What does the future of smoking look like?

It’s unlikely it’ll be the same worn narrative of a very much alive yet quickly decomposing body with a gaping hole in its neck pleading to just say no. And it won’t be a newer version of early onset death either, gaily skipping around the moon clutching the newest vape apparatus and synthetic nicotine concoctions — inspired of course by the inner-essence of Mars grown mangos.

It won’t be that way because the current Food and Drug Administration commissioner Scott Gottlieb is over it. The physician and cancer survivor is fed up with the burden tobacco companies have had not only on health costs through decades of reckless impunity, but also on the lives lost in families they’ve willingly torn apart in the name of profit. 

“What’s now clear is that FDA is at a unique moment in history, with profound new tools to address this devastating impact,” Gottlieb said in a July 2017 statement. “The key lies in taking a new and comprehensive approach to the regulation of nicotine.”

The World Health Organization estimates that each year, 7 million people die from smoking related illnesses; 12 percent of which aren’t even smokers, they just so happen to be within breathing distance of it. Smoking is, by a massive margin, the most prominent cause of avoidable death in the world and accounts for some $170 billion in direct medical care for U.S. adults according to the CDC. 
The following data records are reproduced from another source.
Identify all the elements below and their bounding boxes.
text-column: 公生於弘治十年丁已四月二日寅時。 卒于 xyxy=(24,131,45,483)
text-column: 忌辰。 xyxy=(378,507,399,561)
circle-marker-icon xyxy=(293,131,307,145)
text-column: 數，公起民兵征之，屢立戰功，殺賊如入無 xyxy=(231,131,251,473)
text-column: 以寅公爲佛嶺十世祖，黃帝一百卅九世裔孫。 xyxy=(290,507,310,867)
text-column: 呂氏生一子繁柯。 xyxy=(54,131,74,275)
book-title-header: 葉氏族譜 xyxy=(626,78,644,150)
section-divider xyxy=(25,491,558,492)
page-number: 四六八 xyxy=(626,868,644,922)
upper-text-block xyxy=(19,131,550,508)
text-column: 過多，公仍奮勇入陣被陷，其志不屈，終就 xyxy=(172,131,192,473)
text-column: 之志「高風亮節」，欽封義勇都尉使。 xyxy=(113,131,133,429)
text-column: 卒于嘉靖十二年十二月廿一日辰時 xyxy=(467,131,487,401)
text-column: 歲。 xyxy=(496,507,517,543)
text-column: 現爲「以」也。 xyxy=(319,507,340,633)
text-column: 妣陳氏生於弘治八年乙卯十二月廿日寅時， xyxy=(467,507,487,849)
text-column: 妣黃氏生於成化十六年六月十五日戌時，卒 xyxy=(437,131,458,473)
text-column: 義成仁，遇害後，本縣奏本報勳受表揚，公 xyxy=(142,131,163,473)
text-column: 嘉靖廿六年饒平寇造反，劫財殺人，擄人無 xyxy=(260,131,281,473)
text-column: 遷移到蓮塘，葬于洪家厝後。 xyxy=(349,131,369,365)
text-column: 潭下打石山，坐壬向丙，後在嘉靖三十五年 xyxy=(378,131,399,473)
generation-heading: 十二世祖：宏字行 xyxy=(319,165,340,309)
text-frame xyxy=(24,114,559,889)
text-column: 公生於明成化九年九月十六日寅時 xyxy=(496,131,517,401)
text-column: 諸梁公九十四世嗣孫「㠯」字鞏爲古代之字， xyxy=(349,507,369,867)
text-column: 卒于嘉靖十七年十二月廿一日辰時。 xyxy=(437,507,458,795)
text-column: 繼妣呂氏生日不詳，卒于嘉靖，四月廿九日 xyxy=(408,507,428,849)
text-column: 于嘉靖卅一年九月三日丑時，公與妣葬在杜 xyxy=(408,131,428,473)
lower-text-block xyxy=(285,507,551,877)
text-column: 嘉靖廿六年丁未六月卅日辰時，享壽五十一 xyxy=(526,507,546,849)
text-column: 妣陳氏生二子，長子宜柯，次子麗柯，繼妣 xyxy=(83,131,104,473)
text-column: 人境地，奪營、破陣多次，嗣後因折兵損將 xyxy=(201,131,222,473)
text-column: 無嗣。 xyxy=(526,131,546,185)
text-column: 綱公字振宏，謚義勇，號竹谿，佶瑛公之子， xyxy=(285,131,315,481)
It’s why this past summer, Gottlieb and his team announced the FDA would be enacting a strict mandate to reduce levels of nicotine in tobacco products over the next few years. The hope is to make cigarettes less addictive and smoking safer, essentially putting Big Tobacco out of its long-held job security. 

To make it look like they actually care, some of the largest tobacco companies began announcing alternatives to their deadly sick-sticks even before the announcement knowing full well a shift in regulations was coming. Philip Morris, for one, has been touting its iQOS smokeless tobacco delivery product for months (and announced early this month its goal is to stop selling cigarettes altogether), while British American doubled-down on vaping technologies this past year. 
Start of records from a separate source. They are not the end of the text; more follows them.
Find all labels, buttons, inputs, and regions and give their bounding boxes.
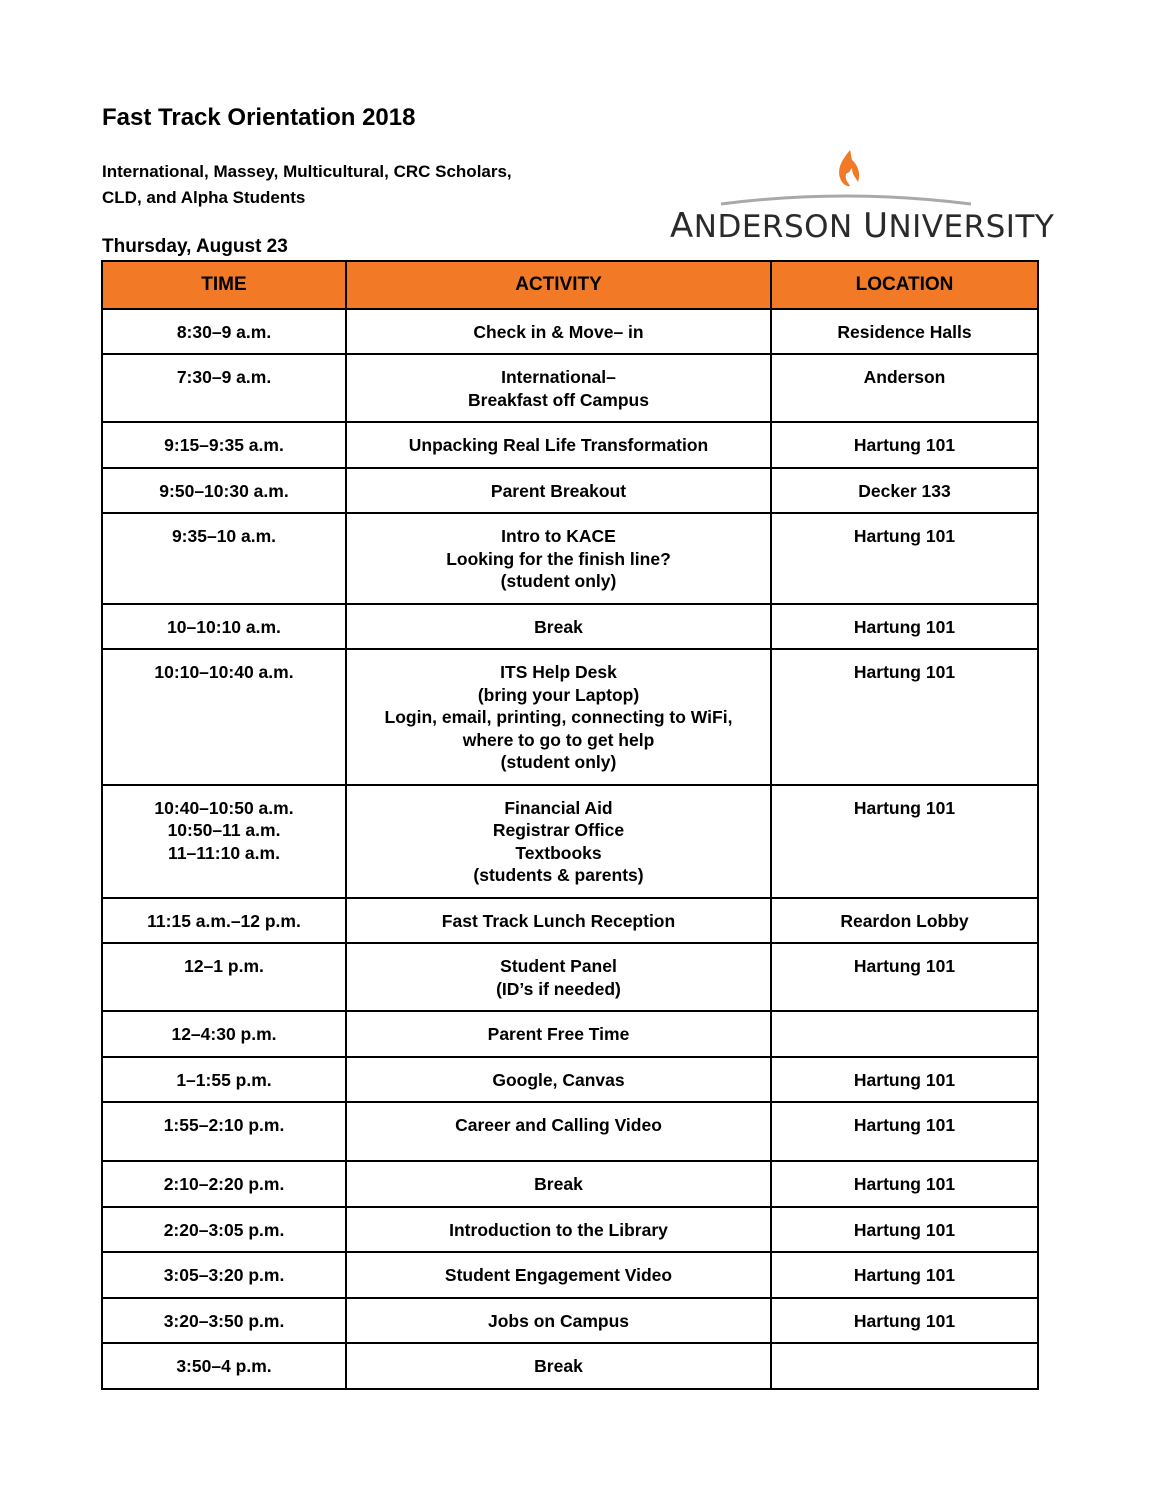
page-title: Fast Track Orientation 2018 [102, 104, 416, 131]
location-cell [771, 898, 1038, 944]
activity-line: International– [501, 367, 616, 387]
time-cell [102, 354, 346, 422]
subtitle-line: International, Massey, Multicultural, CRC Scholars, [102, 162, 512, 181]
time-cell [102, 513, 346, 604]
location-line: Residence Halls [837, 321, 972, 342]
location-cell [771, 513, 1038, 604]
location-line: Hartung 101 [853, 1310, 956, 1331]
activity-line: Student Panel [500, 956, 617, 976]
activity-cell [346, 1343, 771, 1389]
activity-line: (students & parents) [473, 865, 644, 885]
table-row [102, 604, 1038, 650]
time-line: 10:40–10:50 a.m. [154, 797, 294, 818]
time-line: 9:50–10:30 a.m. [159, 480, 289, 501]
activity-line: Textbooks [515, 842, 602, 863]
activity-line: Looking for the finish line? [446, 548, 671, 569]
table-row [102, 513, 1038, 604]
table-row [102, 354, 1038, 422]
location-cell [771, 1252, 1038, 1298]
table-row [102, 1298, 1038, 1344]
activity-cell [346, 604, 771, 650]
time-cell [102, 785, 346, 898]
activity-line: (bring your Laptop) [477, 684, 640, 705]
location-cell [771, 1057, 1038, 1103]
location-cell [771, 1343, 1038, 1389]
activity-line: Check in & Move– in [473, 321, 644, 342]
time-line: 7:30–9 a.m. [176, 367, 272, 387]
activity-cell [346, 785, 771, 898]
time-line: 12–4:30 p.m. [171, 1024, 277, 1044]
table-row [102, 1057, 1038, 1103]
column-header-activity: ACTIVITY [346, 261, 771, 309]
location-cell [771, 1207, 1038, 1253]
table-header-row [102, 261, 1038, 309]
time-line: 11:15 a.m.–12 p.m. [147, 910, 301, 931]
time-line: 11–11:10 a.m. [168, 842, 280, 863]
activity-line: Parent Breakout [490, 480, 627, 501]
time-line: 3:20–3:50 p.m. [163, 1310, 285, 1331]
time-cell [102, 422, 346, 468]
location-line: Hartung 101 [853, 526, 956, 546]
time-cell [102, 1252, 346, 1298]
time-cell [102, 943, 346, 1011]
location-line: Hartung 101 [853, 435, 956, 455]
table-row [102, 422, 1038, 468]
time-line: 10:10–10:40 a.m. [154, 662, 294, 682]
location-cell [771, 943, 1038, 1011]
activity-cell [346, 943, 771, 1011]
activity-line: Parent Free Time [487, 1024, 630, 1044]
location-cell [771, 354, 1038, 422]
activity-cell [346, 468, 771, 514]
time-line: 8:30–9 a.m. [176, 321, 272, 342]
activity-line: Intro to KACE [501, 526, 616, 546]
time-line: 1–1:55 p.m. [176, 1069, 272, 1090]
column-header-location: LOCATION [771, 261, 1038, 309]
location-cell [771, 309, 1038, 355]
table-row [102, 468, 1038, 514]
activity-cell [346, 1102, 771, 1161]
table-row [102, 1102, 1038, 1161]
location-cell [771, 1298, 1038, 1344]
table-row [102, 785, 1038, 898]
activity-cell [346, 1207, 771, 1253]
activity-cell [346, 422, 771, 468]
activity-line: Jobs on Campus [488, 1310, 629, 1331]
table-row [102, 309, 1038, 355]
time-line: 3:05–3:20 p.m. [163, 1265, 285, 1285]
location-cell [771, 604, 1038, 650]
time-line: 9:15–9:35 a.m. [164, 435, 284, 455]
time-cell [102, 1057, 346, 1103]
table-row [102, 1252, 1038, 1298]
location-line: Hartung 101 [853, 956, 956, 976]
time-line: 12–1 p.m. [184, 956, 264, 976]
time-cell [102, 1298, 346, 1344]
logo-wordmark: ANDERSON UNIVERSITY [670, 206, 1055, 246]
time-line: 2:10–2:20 p.m. [163, 1174, 285, 1194]
activity-line: Unpacking Real Life Transformation [408, 435, 709, 455]
activity-line: (ID’s if needed) [496, 978, 621, 999]
time-cell [102, 468, 346, 514]
time-cell [102, 1011, 346, 1057]
time-cell [102, 1161, 346, 1207]
activity-line: Introduction to the Library [449, 1219, 668, 1240]
location-line: Hartung 101 [853, 1265, 956, 1285]
location-cell [771, 649, 1038, 785]
activity-line: Google, Canvas [492, 1069, 625, 1090]
schedule-date: Thursday, August 23 [102, 236, 288, 257]
column-header-time: TIME [102, 261, 346, 309]
activity-line: Fast Track Lunch Reception [441, 910, 676, 931]
table-row [102, 649, 1038, 785]
activity-cell [346, 1057, 771, 1103]
flame-arc-icon [666, 148, 1028, 208]
time-cell [102, 309, 346, 355]
time-line: 10–10:10 a.m. [167, 616, 281, 637]
schedule-body [102, 309, 1038, 1389]
time-line: 3:50–4 p.m. [176, 1356, 272, 1376]
time-cell [102, 649, 346, 785]
location-cell [771, 1011, 1038, 1057]
location-line: Hartung 101 [853, 797, 956, 818]
activity-cell [346, 649, 771, 785]
location-cell [771, 785, 1038, 898]
location-line: Hartung 101 [853, 1174, 956, 1194]
audience-subtitle [102, 159, 622, 211]
activity-line: where to go to get help [462, 729, 655, 750]
location-cell [771, 1161, 1038, 1207]
activity-line: Financial Aid [504, 797, 613, 818]
activity-cell [346, 898, 771, 944]
location-cell [771, 468, 1038, 514]
time-line: 2:20–3:05 p.m. [163, 1219, 285, 1240]
schedule-table [101, 260, 1039, 1390]
activity-line: (student only) [500, 571, 617, 591]
subtitle-line: CLD, and Alpha Students [102, 188, 306, 207]
activity-line: Break [534, 1174, 583, 1194]
activity-line: Career and Calling Video [455, 1115, 662, 1135]
time-cell [102, 898, 346, 944]
location-line: Anderson [863, 367, 946, 387]
location-line: Hartung 101 [853, 1069, 956, 1090]
table-row [102, 1011, 1038, 1057]
table-row [102, 1207, 1038, 1253]
activity-cell [346, 309, 771, 355]
anderson-university-logo [666, 148, 1055, 248]
location-line: Hartung 101 [853, 1115, 956, 1135]
table-row [102, 898, 1038, 944]
activity-cell [346, 354, 771, 422]
activity-line: Registrar Office [492, 820, 625, 840]
activity-line: Breakfast off Campus [468, 389, 649, 410]
time-line: 1:55–2:10 p.m. [163, 1115, 285, 1135]
activity-line: ITS Help Desk [500, 662, 617, 682]
table-row [102, 1343, 1038, 1389]
time-cell [102, 1343, 346, 1389]
location-cell [771, 1102, 1038, 1161]
time-line: 9:35–10 a.m. [171, 526, 277, 546]
activity-line: Break [534, 1356, 583, 1376]
location-line: Hartung 101 [853, 1219, 956, 1240]
activity-cell [346, 1161, 771, 1207]
time-cell [102, 1207, 346, 1253]
table-row [102, 1161, 1038, 1207]
time-cell [102, 604, 346, 650]
activity-line: Break [534, 616, 583, 637]
activity-line: Student Engagement Video [444, 1265, 673, 1285]
activity-line: Login, email, printing, connecting to WiFi, [384, 707, 733, 727]
table-row [102, 943, 1038, 1011]
location-cell [771, 422, 1038, 468]
activity-cell [346, 513, 771, 604]
location-line: Hartung 101 [853, 662, 956, 682]
activity-cell [346, 1011, 771, 1057]
location-line: Decker 133 [858, 480, 951, 501]
activity-line: (student only) [500, 752, 617, 772]
activity-cell [346, 1298, 771, 1344]
time-line: 10:50–11 a.m. [167, 820, 281, 840]
time-cell [102, 1102, 346, 1161]
location-line: Reardon Lobby [840, 910, 969, 931]
activity-cell [346, 1252, 771, 1298]
location-line: Hartung 101 [853, 616, 956, 637]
The question now is, who will come out on top? For the past half-decade, vaping and e-cigarettes have been front-runners in trendy alternatives. However compounding studies continue to shed doubt on them being a panacea for the addicted smoker. The reality is, consumers need and want options, which is why the industry is fighting tooth and nail to produce them.

Reducing the overall nicotine content, as is the Gottlieb's plan, is what will impact the need to smoke the most — thus lowering propensity for addiction and death toll by proxy. The FDA has been exploring the mandate for years, using a little-known plant biotechnology company named 22nd Century Group and its Very Low Nicotine (VLN) Spectrum cigarettes on smoking cessation trials.

The preliminary results of one 1,250-participant phase III were announced in early October by Dr. Dorothy Hatsukami, director of the Tobacco Research Programs at the University of Minnesota. During the release, she proclaimed there was a “greater likelihood of more rapid smoking cessation” with the immediate approach to nicotine reduction.

In the same release, Dr. Jonathan Foulds of Penn State College of Medicine, gave warning to Big Tobacco that everyone, in a nutshell, is tired of its shit. He stressed that action needs to be taken now, and that any diversion by the behemoth companies would only serve to be a waste of time for the thousands dying each year. He then stressed the importance of why now.

“Such a move [by FDA to reduce nicotine content of cigarettes] could result in one of the largest single improvements in public health ever [seen] in this country,” he said.

Yet regardless of how the market reacts to change, it’s well documented your run-of-the-mill combustible cigarettes like dad always smoked will soon join things like VCRs, Jell-O Pudding Pops and full-frontal lobotomies in the annals of history. 

After killing over 100 million people in the 20th century alone, kicking the habit has been a long time comin’.